7 thoughts on “There Might Not Be Any Numbers

  1. Whether a given possible world has non-physical elements is surely a contingent fact about that possible world.

    That’s an odd premise. Abstracta are not meant to be so perfectly extricable and superfluous. If we need numbers to make sense of (e.g.) physics and simple counting truths like “the number of planets is 8”, then presumably there couldn’t be a world like ours but without the numbers. Conversely, if we don’t have or need numbers after all, then it’s dubious whether speaking of numbers as possibly existing abstracta even makes sense. They’re either necessary or impossible, given their theoretical role; no in-between status makes sense.

  2. I don’t see why it’s odd.

    If we need numbers to make sense of (e.g.) physics and simple counting truths like “the number of planets is 8″, then presumably there couldn’t be a world like ours but without the numbers.

    What’s the argument for this? There are those, like Field, who think that all that needs to be true is that there are numbers in some possible world, it doesn’t have to be this one. What’s wrong with that view?

    Conversely, if we don’t have or need numbers after all, then it’s dubious whether speaking of numbers as possibly existing abstracta even makes sense.

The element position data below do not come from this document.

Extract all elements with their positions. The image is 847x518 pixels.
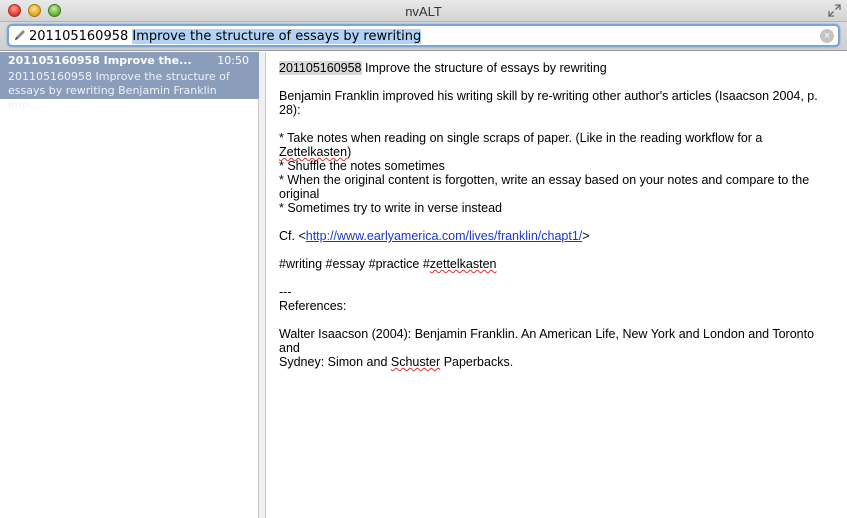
fullscreen-icon[interactable] [828,4,841,17]
intro-paragraph: Benjamin Franklin improved his writing s… [279,89,818,117]
bullet-item-4: * Sometimes try to write in verse instea… [279,201,502,215]
bullet-1-close: ) [347,145,352,159]
bullet-item-1: * Take notes when reading on single scra… [279,131,835,159]
pane-splitter[interactable] [259,52,266,518]
misspelled-publisher: Schuster [390,355,441,369]
search-input[interactable]: 201105160958 Improve the structure of es… [7,24,840,47]
note-id: 201105160958 [279,61,362,75]
bullet-item-3: * When the original content is forgotten… [279,173,810,201]
note-preview-line-1: 201105160958 Improve the structure of [8,70,230,83]
search-toolbar: 201105160958 Improve the structure of es… [0,22,847,51]
search-text-selected: Improve the structure of essays by rewri… [132,29,422,44]
reference-line-1: Walter Isaacson (2004): Benjamin Frankli… [279,327,815,355]
bullet-list: * Take notes when reading on single scra… [279,131,835,215]
tags-line: #writing #essay #practice #zettelkasten [279,257,835,271]
reference-line-2-end: Paperbacks. [440,355,514,369]
note-title-line: 201105160958 Improve the structure of es… [279,61,835,75]
note-title-text: Improve the structure of essays by rewri… [361,61,607,75]
cf-prefix: Cf. < [279,229,306,243]
list-item[interactable]: 201105160958 Improve the... 10:50 201105… [0,52,259,111]
note-modified-time: 10:50 [217,54,249,67]
clear-icon[interactable]: × [820,29,834,43]
reference-link[interactable]: http://www.earlyamerica.com/lives/frankl… [306,229,583,243]
note-preview-line-2: essays by rewriting Benjamin Franklin im… [8,84,217,111]
reference-line-2-text: Sydney: Simon and [279,355,391,369]
bullet-1-text: * Take notes when reading on single scra… [279,131,763,145]
search-text-id: 201105160958 [29,29,129,44]
references-section: --- References: [279,285,835,313]
bullet-item-2: * Shuffle the notes sometimes [279,159,445,173]
note-title: 201105160958 Improve the... [8,54,192,67]
cf-line: Cf. <http://www.earlyamerica.com/lives/f… [279,229,835,243]
references-heading: References: [279,299,347,313]
misspelled-tag: zettelkasten [429,257,497,271]
reference-entry: Walter Isaacson (2004): Benjamin Frankli… [279,327,835,369]
cf-suffix: > [582,229,590,243]
window-titlebar: nvALT [0,0,847,22]
note-editor[interactable]: 201105160958 Improve the structure of es… [267,52,847,518]
tags-text: #writing #essay #practice # [279,257,430,271]
window-title: nvALT [405,4,442,19]
notes-list[interactable]: 201105160958 Improve the... 10:50 201105… [0,52,259,518]
reference-line-2: Sydney: Simon and Schuster Paperbacks. [279,355,835,369]
misspelled-word: Zettelkasten [279,145,348,159]
separator: --- [279,285,292,299]
pencil-icon [15,30,25,40]
search-text[interactable]: 201105160958 Improve the structure of es… [29,29,422,44]
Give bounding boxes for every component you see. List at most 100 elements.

    Again, I don’t see the argument for this. If it turns out that the actual world is a completely physical world then there will actually be no numbers but the story we tell about numbers is enough for us to do science and count. It seems easy to deny that we need numbers here and also deny that it is hard to imagine them existing in some possible world where there are non-physical objects.

  3. I would think that numbers ‘transcend’ all possible worlds. Seems weird to say that they are located “in” those possible worlds.

    After all, the whole “possible world” semantics wouldn’t be possible if abstracta are located within the worlds, no?

  4. I’m not sure I follow, Tanasije. All of the things that exist do so actually. Possible worlds are (complete) descriptions of ‘ways things might have been/will be’ Any complete description of the way things are/might have been/will be will have to include a pronouncement about what exists.

  5. Richard,

    I’m thinking of e.g. quantifying over possible worlds, or saying “in half of the possible worlds” or “in two possible worlds” , etc…

    If the very possibility to use the possible world semantics depends on those, I’m not sure how can we imagine them as “inside” possible worlds.

  6. Yeah but we say that stuff outside any possible world, in the actual world. A possible world is just a complete description of how the actual world might have been/will be (they may be abstract objects themselves if one goes infor that sort of thing…Kripke does, others don’t). To say that the description is complete is to say that any statement p is either true or false (and not both) ‘according to that description’ or ‘in that possible world’. So there is at least one complete description of the way things are which includes in it a commitment to the existence of numbers and other abstract objects. If the actual world turns out to be a world in which numbers do not exist it will because of that possible world (that could have been actual but is not) that we will get true counter-factual statements like ‘If there were numbers, 2+2=4″, we could in fact give a detailed account of the rules which would govern these things as for instance by postulating that ‘if there were numbers, they would be goverened by things like Peano’s axioms’. In that way we could reason ‘as if’ numbers existed in the actual world. Feild’s claim is that this is all that we need in order to do science and talk about abstract objects.